Gori un segnale l’ha lanciato, quando ha deciso di ridurre imposte e procedure urbanistiche in cambio di nuovi insediamenti industriali innovativi. Non avendo soldi, ha scelto di rinunciare a chiederne una parte a chi può dare alla città quella crescita che l’Ocse raccomanda a tutto il nostro territorio. Parafrasando McLuhan, è il messaggio che conta, e questo non sfugge certo a Carlo Mazzoleni, che giustamente chiede pari attenzione per chi già c’è.

L’innovazione, nell’era del web, non rispetta certo la cinta daziaria di un Comune, prova ne sia che il centro bergamasco più smart sta a Stezzano. Ma il segnale è chiarissimo, e qualifica una amministrazione. Vuol dire che Bergamo non vuole essere solo Accademia Carrara e Città Alta, turismo e cultura, né gestione burocratica di Ztl e orari dei negozi, ma intende stare, da protagonista, nel grande flusso dello sviluppo industriale avanzato. È così fin da quando i pionieri del tessile o Antonio Pesenti svegliarono il borgo sonnecchiante della loro epoca.

Altri Comuni dovrebbero unirsi, all’insegna di una vera Grande Bergamo. E qui serve un coordinamento con la Provincia, finchè Delrio la lascerà vivere, perché il nuovo Statuto può essere lo strumento per favorire la condivisione delle buone pratiche. Rossi ha fatto i salti mortali per muoversi nel vuoto che gli si è voluto creare attorno, solo con qualche errore nelle nomine, e la cosa migliore che gli è riuscita è stata quella di far lavorare (gratis) assessori-non assessori in uno spirito di volontariato che fa contento il sentimento anti casta, ma che non potrà andar molto lontano. Eppure, la dimensione provinciale, in un territorio di un milione di abitanti, è ancora indispensabile, perché occorre dar voce a 242 Comuni.

Decisivo, infine, il discorso che riguarda il governatore della Lombardia, che ha in mano dossier decisivi per Bergamo come le ferrovie e le autostrade Pedemontana e Bergamo-Treviglio-Lodi, ora fortunatamente con l’aiuto di un giovane assessore bergamasco, Alessandro Sorte, con Iacopo Scandella del Pd uno degli under 30 usciti dalle nostre urne. Nella recente delibera che ha dato alle Province, salvo l’agricoltura, tutte le vecchie competenze, ci sono sfide almeno da meditare in positivo.

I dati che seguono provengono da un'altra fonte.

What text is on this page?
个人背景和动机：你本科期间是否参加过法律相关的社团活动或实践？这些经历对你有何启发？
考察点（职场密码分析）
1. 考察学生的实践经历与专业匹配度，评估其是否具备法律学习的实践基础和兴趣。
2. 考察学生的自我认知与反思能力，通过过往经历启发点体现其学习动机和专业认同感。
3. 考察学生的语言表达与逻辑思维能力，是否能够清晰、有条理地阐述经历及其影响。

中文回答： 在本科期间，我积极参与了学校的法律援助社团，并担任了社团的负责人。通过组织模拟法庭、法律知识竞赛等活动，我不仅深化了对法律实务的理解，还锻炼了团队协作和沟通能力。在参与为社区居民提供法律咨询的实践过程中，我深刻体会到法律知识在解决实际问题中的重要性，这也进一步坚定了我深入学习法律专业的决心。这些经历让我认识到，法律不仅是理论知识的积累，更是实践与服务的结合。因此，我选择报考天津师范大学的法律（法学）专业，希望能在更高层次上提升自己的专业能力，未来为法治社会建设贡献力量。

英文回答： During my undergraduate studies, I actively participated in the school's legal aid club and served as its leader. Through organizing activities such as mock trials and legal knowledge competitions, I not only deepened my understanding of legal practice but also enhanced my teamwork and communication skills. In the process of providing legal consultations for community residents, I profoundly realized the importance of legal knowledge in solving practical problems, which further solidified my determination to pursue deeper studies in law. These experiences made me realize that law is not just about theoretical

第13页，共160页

Maroni sogna la Lombardia a statuto speciale, ma questa è solo propaganda. Per il momento, sta tentando di fare una Provincia a statuto speciale, quella di Sondrio. Sarà che Sondrio è quasi l’ultima ridotta leghista, ma pensare ad uno Statuto specifico per le aree di montagna non è un’idea da buttar via. Potrebbe essere applicabile anche alla nostra montagna, dandole risorse e opportunità per non essere dipendente solo dal capoluogo?

Quando si dice progettualità, è questo che intendiamo: ridisegnare da capo la Regione più sviluppata d’Europa, per realizzare al meglio la complementarietà di aree diverse ma omogenee, anche fuori dagli steccati antichi, ora che si vogliono abolire le Province e nasce Milano metropolitana. Anche la riforma sanitaria della Regione sembra muoversi in questa direzione, quando accorpa e spezza in due la Provincia di Bergamo riconoscendone la diversità socio economica, o ipotizza nuovi rapporti tra Bassa bergamasca, Alto cremonese e Lodigiano. Certo, ci vuole un gran coraggio e molta fantasia, ma il 2000 è già passato da 15 anni.